I was gently mocked yesterday on Twitter for pushing a bunch of products yesterday — some of which are sorta pricey — during a recession. Of course, they’re products that have made my life better and brought me a little joy, so I don’t really feel the need to apologize for yesterday’s post. But I do see the impropriety of the timing.
(Fake Band Shirts would really complement almost everything else you wear. They are specially designed to enhance musculature and improve skin tone. NOTE: The Fake Band Shirts store is currently changing to a new distributor and is not currently online. Soon, though.)
That said, I’m also a big advocate on trying to live beneath your means. Living simply. Not buying stuff just because you can, or because it makes you feel good, or because you want to be like someone else. That’s why I’m a proud member of the Junky Car Club. As of this year, my wife and I drive vehicles are at least 10 years old and paid for (1997 Honda Civic Hatchback, 109K miles; 1999 Honda CR-V, 79K miles). It’s not always convenient — there are times we would like a larger, newer car — but I think simplicity is a virtue more of us should pursue.
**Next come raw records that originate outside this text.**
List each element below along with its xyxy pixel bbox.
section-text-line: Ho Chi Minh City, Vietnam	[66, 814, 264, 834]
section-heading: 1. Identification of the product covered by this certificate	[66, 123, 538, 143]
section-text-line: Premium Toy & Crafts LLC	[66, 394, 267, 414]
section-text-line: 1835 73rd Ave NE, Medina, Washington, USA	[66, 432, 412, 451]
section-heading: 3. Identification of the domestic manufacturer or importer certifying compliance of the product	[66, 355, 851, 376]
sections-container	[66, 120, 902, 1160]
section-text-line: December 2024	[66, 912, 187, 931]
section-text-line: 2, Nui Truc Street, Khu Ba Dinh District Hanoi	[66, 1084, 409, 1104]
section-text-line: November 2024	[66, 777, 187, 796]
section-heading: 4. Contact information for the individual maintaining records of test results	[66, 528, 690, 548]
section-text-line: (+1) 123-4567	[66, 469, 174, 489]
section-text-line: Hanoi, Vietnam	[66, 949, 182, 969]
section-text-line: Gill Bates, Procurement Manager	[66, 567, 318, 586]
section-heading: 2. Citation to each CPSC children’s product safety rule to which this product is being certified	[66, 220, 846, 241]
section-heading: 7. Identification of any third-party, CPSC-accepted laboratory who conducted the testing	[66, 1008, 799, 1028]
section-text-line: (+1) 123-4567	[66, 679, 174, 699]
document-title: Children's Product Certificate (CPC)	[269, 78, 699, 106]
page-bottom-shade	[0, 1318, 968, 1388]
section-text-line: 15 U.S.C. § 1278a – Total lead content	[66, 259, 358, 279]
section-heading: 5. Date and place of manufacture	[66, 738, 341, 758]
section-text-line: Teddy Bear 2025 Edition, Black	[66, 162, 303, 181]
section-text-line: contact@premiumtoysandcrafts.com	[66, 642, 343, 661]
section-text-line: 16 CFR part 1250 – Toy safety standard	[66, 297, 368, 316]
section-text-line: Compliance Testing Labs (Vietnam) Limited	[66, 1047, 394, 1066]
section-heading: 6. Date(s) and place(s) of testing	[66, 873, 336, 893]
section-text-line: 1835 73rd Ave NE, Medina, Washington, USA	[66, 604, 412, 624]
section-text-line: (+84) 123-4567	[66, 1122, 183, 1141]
(If you haven’t purchased your own signed copy of Pocket Guide to the Bible for $6.99, I seriously don’t know what you’re waiting for. It will make your life better. I promise. Click the buttons in the sidebar to buy yours today!)
Brad Abare, the founder of Church Marketing Sucks and the Center for Church Communication, is a marketing guy I respect, and he’s begun seeing an increase in stuff coming from the mainstream press about simplicity.
In Newsweek, Johnnie L. Roberts writes about “luxury shame,” describing how rich people have become less willing to flaunt their crazy-wealthy lifestyle, and how the luxury goods market is suffering as a result.
In Adweek, Noreen O’Leary sees this recession as a “global realignment” in which our generation’s hectic rate of consumption and product acquisition will be forced to slow down.
(Have I mentioned that I’m a painter? I paint really big paintings that would look awesome on your wall. It might be more expensive than buying a big framed print at Kirkland’s, but your painting would be custom and original and a real conversation-starter. It would also make you happy. Can you really put a price on happiness? I think you can. Then you can hang that happiness above your couch.)
And in the LA Times, Reed Johnson writes about the “scarcity culture,” about how every season of consumption and prosperity in U.S. history seems to be followed by a season of hardship. Guess what just ended? Guess where we are now?
I’m a writer and an artist and a marketing professional, which means I’m a purveyor of goods and services people don’t always need. My work is rarely considered a necessity — you can’t eat a Pocket Guide book, though a few thousand of them might make a nice bonfire — which means my commitment to simple living and modestly non-consumeristic bent is at odds with my skills and career goals. I live in a weird kind of tension between passion and promotion, between belief and doubt, between a rock and a hard place.
Anyhow, don’t cry for me, Argentina. I’m dealing with it.
What about you? Are you having to make some deliberate, simplicity-focused choices during this current economic downturn?
If not, can I interest you in some t-shirts?